STATE COLLEGE — Penn State quarterbacks coach Ja’Juan Seider made it clear Tuesday night that freshmen Nick Singleton and Kaytron Allen will play in next week’s season opener at Purdue.
Speaking after practice at Beaver Stadium, Seider praised Singleton, a five-star prospect from Governor Mifflin Star, and Allen, a four-star prospect from IMG Academy in Florida.
“I’ll just tell you, two freshmen are going to play,” Seider said. “I know everyone wants to know that. I am delighted with them. I really get high on them.”
The 6-0, 219-pound Singleton and the 5-11, 211-pound Allen will compete with 6-0, 234-pound Kevon Lee, Penn State’s leading rusher the past two seasons, and 5-11, 191-pound Devin Ford, who is in his fourth season on the program.
They are the only scholarship running backs on the roster after Keziah Holmes left the team earlier this month.
“I guarantee you at some point in this game you’re going to see four quarterbacks,” Seider said. “I’m not saying that they will all be in the rear. We have four guys who deserve to play.”
Singleton and Allen, nicknamed “The Fat Man,” have created a stir within the Penn State program and beyond since arriving on campus in January.
“All these kids can go the distance,” Seider said, “but Nick has the kind of speed you can’t coach. It’s a tough run. It’s fast.
“I always compare him to Journey (former Penn State quarterback Journey Brown). You never knew how fast the Journey was because it was so light. You know how fast Nick is. It’s like standing in front of a freight train.”
Seider said Singleton and Allen are mature beyond their years.
“They’ve got an old (feel) to them,” he said. “They play the way you think running backs should play. If you stand in front of them and try to stop them, they will run past you. To me, it’s what you like.
“Once you understand who you are as a player, you become a better player. These two young children knew who they were early on. That’s what makes them pretty good players now.”

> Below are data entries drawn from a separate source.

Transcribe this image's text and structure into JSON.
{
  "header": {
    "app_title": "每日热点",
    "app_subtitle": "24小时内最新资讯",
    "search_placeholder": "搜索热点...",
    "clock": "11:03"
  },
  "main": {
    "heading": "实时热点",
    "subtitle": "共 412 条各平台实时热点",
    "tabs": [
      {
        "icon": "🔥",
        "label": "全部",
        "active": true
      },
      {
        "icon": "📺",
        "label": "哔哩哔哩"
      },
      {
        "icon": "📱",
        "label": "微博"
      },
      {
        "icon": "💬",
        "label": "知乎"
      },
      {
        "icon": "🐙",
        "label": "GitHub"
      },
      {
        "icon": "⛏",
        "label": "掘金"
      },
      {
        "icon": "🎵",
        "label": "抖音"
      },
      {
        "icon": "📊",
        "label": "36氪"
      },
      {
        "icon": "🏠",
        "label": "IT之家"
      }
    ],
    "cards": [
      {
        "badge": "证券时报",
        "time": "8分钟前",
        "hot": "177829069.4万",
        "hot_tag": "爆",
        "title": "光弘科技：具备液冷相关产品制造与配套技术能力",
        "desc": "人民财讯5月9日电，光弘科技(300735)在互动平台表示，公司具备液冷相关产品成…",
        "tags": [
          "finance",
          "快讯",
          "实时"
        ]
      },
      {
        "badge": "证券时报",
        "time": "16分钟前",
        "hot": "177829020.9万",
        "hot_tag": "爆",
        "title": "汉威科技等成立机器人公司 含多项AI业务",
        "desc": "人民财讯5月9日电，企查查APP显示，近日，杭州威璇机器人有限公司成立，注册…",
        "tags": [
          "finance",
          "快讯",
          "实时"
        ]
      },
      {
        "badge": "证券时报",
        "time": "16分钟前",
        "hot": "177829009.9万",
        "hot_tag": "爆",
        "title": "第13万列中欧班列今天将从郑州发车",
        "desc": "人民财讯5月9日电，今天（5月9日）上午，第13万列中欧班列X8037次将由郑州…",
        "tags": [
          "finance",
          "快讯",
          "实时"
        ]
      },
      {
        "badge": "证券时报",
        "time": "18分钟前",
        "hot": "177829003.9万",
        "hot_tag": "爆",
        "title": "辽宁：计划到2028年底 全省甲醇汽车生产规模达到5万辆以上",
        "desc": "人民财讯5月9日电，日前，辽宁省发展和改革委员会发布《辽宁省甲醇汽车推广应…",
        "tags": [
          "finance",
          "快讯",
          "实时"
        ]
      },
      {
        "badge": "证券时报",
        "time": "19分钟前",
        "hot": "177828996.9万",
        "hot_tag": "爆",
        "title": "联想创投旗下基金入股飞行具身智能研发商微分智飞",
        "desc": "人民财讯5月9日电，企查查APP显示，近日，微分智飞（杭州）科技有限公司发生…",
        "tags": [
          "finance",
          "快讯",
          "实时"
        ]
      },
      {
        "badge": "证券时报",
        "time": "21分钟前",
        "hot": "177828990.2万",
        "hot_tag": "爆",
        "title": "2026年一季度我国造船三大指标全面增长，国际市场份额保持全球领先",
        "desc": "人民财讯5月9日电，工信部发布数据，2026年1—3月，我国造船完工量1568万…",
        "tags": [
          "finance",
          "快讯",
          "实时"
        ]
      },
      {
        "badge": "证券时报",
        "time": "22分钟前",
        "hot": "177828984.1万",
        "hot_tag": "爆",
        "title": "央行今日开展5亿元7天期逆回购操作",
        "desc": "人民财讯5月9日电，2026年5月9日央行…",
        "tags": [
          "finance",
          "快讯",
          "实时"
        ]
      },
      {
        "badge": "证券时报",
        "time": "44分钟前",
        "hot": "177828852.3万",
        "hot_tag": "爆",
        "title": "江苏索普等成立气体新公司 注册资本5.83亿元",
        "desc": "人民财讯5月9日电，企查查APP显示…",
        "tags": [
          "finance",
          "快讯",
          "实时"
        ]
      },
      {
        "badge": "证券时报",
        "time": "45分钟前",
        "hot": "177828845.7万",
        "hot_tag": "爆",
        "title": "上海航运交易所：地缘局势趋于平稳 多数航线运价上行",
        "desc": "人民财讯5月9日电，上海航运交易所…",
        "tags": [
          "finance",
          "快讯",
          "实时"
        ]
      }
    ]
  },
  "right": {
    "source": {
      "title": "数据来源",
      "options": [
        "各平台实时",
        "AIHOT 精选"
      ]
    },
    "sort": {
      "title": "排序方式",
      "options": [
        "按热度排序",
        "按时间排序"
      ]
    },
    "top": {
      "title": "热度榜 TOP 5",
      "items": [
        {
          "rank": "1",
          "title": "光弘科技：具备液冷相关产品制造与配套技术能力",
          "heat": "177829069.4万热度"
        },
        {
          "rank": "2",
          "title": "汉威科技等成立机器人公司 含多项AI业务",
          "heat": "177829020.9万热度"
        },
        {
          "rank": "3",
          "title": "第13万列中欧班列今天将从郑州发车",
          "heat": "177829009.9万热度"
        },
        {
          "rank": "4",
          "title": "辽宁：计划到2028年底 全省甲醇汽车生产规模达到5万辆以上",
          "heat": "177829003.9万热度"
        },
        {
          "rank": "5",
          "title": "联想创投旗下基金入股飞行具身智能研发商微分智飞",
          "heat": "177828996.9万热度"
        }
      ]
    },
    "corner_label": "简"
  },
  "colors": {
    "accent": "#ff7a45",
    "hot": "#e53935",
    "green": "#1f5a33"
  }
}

Seider said Singleton and Allen are still working on improving their pass protection and pass catching.
“In our offense, you have to be able to protect the QB,” Seider said. “It’s huge. It’s always a challenge for young guys. These young guys were here in the spring, so they got a big dose of it in the spring and summer and a lot in the fall in camp. Will they be perfect? no
“We’ve got two young kids who are extremely strong for their age, so power won’t be a problem for either of those guys. They are willing blockers. If you want to do it, you’ll get the job.”
Last year, Lee ran for 530 yards and two touchdowns while averaging 4.9 yards per carry. He was the last Penn State representative to rush for 100 yards in a game, with 134 in a 2020 win at Michigan.
Ford played in nine games last season and had just 14 carries for 61 yards.
“He’s engaging in conversation,” Seider said. “The kid is wagging his tail. He’s one of the smartest running backs I’ve ever coached. He can run a meeting room. If he ever wanted to coach and I was the head coach, I would hire him.
“He can play in any situation. He can be a starter. He can be a special player for us. He can be sub. I trust him. I can put him in the game at any time.”
Seider was quick to praise Singleton and Allen, who were two of the nation’s top high school running backs last season.
“(They have) that factor,” he said. “Some kids get it right away. Some children need time. They’re the kind of kids who are ready right now.”